Adhere to System Appearance. Does your application use all the sweetly colored buttons, delightfully shaded windows, and all the other "bells and whistles?"

Posted by: Beatrice at January 12, 2004 6:59 PM

Adhere to Window Models. Document windows, Utility windows, Click-through, Layering, Drawers, Controls. How do users open windows, how do you properly title windows?

Posted by: Watkin at January 12, 2004 7:00 PM

Not quite as entertaining as Shrek, but Dock animation can be an important and useful function in your application. For example, Dock animation is a helpful way to indicate the status of your application.
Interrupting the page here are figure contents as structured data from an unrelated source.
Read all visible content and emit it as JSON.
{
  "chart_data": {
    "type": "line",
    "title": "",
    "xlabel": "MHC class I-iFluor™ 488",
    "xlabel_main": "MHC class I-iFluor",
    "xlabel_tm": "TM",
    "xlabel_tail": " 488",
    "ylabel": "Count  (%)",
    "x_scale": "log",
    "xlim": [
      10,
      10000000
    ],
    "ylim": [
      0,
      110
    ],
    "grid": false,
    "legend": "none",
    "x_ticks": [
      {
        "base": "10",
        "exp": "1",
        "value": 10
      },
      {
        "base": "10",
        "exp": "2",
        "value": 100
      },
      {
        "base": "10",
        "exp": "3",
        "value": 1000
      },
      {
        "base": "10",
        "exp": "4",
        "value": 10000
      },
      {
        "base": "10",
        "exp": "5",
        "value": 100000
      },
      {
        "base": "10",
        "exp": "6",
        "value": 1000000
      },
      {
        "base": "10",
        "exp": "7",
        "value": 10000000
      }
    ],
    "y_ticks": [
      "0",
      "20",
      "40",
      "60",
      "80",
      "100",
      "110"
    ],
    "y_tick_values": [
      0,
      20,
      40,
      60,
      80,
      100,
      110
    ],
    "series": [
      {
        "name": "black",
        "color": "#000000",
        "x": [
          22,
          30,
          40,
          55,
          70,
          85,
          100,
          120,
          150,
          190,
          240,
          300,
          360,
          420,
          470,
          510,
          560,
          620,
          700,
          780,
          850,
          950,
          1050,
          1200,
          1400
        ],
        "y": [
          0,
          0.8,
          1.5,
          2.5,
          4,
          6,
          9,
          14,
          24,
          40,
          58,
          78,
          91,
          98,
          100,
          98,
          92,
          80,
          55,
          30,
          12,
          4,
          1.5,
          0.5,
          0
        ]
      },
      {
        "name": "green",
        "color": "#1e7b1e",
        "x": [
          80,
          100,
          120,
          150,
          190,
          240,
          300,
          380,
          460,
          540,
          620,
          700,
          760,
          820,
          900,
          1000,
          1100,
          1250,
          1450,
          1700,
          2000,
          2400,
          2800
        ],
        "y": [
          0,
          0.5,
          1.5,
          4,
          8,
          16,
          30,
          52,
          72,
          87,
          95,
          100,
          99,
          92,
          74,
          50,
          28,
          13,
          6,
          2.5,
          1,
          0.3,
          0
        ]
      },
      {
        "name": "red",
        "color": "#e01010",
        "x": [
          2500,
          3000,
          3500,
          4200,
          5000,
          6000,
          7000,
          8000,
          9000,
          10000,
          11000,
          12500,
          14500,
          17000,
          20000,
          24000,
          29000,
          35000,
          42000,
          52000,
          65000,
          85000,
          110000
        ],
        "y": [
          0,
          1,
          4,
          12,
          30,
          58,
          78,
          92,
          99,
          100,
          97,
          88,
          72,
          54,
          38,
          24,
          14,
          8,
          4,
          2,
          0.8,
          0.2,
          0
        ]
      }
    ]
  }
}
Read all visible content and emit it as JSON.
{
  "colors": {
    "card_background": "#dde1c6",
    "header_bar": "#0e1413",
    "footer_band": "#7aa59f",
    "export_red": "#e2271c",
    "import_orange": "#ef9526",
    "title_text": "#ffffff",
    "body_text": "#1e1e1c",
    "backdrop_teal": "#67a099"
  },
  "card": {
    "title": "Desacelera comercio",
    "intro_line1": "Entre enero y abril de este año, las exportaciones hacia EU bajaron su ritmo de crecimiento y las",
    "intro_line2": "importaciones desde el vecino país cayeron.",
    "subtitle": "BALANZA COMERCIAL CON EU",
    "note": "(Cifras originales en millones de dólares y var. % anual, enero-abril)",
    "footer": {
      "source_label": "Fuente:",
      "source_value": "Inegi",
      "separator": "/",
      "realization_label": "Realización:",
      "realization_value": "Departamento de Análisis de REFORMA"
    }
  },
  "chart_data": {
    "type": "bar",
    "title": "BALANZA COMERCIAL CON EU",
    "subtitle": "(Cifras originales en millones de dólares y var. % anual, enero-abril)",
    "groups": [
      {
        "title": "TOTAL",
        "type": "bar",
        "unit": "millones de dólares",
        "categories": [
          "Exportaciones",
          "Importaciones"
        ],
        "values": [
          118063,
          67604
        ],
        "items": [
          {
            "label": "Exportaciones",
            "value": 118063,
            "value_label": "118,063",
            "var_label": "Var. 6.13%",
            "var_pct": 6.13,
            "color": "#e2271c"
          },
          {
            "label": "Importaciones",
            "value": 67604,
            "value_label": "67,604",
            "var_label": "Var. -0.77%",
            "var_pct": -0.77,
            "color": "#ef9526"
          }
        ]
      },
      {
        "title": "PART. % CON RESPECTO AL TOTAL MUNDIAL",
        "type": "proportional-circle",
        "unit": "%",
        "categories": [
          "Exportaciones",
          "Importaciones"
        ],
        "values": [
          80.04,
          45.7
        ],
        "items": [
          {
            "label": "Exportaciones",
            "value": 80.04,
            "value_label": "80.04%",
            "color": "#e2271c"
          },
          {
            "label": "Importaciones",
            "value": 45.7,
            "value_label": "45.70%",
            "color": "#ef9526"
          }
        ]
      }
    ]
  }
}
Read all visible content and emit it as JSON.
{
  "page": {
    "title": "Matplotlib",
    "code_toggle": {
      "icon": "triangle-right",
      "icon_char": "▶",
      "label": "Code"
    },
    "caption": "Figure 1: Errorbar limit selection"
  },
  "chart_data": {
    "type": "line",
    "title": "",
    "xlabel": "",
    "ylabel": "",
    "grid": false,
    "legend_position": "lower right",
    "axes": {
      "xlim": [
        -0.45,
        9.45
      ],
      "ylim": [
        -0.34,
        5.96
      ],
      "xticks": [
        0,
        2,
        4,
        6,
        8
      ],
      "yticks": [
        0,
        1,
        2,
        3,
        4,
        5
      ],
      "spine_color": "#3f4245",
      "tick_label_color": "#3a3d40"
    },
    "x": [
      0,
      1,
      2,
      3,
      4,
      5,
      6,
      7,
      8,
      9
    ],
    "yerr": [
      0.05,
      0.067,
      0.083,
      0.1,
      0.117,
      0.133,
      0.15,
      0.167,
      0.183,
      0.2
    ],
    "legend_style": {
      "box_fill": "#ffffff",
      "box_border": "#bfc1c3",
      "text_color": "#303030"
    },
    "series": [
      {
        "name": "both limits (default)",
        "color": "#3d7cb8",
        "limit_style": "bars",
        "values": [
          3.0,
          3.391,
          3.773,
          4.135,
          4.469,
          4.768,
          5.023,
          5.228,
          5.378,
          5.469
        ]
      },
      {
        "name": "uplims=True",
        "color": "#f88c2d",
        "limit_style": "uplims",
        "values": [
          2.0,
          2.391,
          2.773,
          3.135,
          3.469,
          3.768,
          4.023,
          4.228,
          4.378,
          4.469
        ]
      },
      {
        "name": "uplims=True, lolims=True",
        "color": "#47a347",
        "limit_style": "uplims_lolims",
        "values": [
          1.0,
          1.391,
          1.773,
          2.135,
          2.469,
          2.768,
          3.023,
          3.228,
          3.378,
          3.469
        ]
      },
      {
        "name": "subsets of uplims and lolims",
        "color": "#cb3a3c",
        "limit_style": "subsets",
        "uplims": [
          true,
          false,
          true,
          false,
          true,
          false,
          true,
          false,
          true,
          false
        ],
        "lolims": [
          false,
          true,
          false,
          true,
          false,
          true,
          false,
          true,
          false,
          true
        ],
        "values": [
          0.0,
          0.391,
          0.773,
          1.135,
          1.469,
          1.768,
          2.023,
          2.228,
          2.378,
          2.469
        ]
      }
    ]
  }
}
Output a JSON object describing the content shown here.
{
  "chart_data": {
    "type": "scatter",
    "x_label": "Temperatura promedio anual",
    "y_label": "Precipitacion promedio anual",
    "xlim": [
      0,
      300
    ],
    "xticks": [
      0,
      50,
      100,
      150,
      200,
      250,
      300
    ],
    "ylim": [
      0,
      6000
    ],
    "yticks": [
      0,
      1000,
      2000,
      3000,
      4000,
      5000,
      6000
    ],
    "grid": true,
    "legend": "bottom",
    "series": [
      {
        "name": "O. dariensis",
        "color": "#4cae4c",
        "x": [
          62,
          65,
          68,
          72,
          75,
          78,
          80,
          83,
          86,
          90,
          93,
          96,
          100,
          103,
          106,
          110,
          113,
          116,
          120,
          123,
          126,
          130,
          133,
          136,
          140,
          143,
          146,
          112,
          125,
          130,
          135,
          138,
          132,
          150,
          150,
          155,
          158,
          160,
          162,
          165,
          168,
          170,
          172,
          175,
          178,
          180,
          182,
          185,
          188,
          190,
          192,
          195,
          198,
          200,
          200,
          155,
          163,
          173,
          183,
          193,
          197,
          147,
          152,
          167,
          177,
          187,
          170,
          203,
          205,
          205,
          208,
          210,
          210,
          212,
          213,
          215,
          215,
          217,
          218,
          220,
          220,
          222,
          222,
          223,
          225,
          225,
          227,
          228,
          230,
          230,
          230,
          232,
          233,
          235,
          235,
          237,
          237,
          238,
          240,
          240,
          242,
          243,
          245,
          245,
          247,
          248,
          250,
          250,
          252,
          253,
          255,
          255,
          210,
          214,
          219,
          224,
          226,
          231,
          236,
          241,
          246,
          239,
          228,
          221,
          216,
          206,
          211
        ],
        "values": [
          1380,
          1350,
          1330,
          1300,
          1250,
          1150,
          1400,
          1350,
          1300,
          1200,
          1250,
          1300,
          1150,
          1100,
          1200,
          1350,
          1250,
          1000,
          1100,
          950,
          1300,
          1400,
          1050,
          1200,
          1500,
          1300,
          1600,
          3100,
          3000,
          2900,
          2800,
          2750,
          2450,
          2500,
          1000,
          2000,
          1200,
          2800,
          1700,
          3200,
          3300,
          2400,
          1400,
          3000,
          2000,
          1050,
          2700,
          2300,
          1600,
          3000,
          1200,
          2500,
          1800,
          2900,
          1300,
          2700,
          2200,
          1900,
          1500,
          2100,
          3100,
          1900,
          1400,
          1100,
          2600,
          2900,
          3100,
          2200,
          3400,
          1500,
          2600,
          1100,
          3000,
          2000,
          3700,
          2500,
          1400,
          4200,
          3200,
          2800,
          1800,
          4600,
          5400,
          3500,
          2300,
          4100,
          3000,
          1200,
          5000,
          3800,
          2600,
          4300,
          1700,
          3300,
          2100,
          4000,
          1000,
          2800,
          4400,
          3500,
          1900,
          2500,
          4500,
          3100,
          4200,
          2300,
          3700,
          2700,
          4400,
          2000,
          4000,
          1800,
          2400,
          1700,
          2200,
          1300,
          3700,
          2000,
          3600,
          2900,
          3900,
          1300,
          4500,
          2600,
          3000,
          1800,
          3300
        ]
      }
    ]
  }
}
Posted by: Agnes at January 12, 2004 7:00 PM

At WWDC, I listened to Apple representatives make some excellent points about taking the time to build a 100%-compliant Aqua application, and I think all developers need to look beyond the code and listen to what the folks at Apple have to say

Posted by: Etheldreda at January 12, 2004 7:00 PM

Due to the positioning of the Dock, remember that when you build an application, you have to be sure that new document window sizes and positions do not violate the Dock's space. Dock is temperamental and Dock loves his space. If you default to a window size that expands behind the dock, users will have a difficult time reaching the navigation and resize areas at the bottom of the screen. I can personally say that more than once I have been rather peeved that I couldn't get to an area of the window to resize because the default window settings always pop up behind the Dock. In addition, the new Dock in 10.1 will allow users to position their Dock location on either side of the screen as well.

Posted by: Melchior at January 12, 2004 7:00 PM

For my Paint application, I created a series of icons to simulate a rendering algorithm. While the application is performing this CPU-intensive task, you can always see the status of the document by the icon changing in the Dock.

Posted by: Tobias at January 12, 2004 7:01 PM

Adhere to Window Models. Document windows, Utility windows, Click-through, Layering, Drawers, Controls. How do users open windows, how do you properly title windows?

Posted by: Joos at January 12, 2004 7:01 PM

So far in these articles, I have only dipped a toe or two into Aqua's pool. I have covered basic aspects of building an Aqua-compliant application, including the building of photo-illustrative/3D application icons. Now it's time to address other components of our Mac OS X application.

Posted by: Edward at January 12, 2004 7:01 PM

Okay, I just told you what Apple wants you to look out for with window positions, but in the real world, not everyone uses the hiding feature of the Dock, and it is unrealistic to be able to predict where each user will place their Dock at any given day or how large they will have it. However, you can build a feature into your application that allows spacing for the Finder. You can give users the option of where to position their windows and what area of the screen not to cross. I know that BBEdit provides me with this feature, and I wish more developers gave me more control over my windows.

Posted by: Botolph at January 12, 2004 7:01 PM

Adhere to File Locations. Make sure that when your users save documents, your application knows where to put them and also gives users flexibility.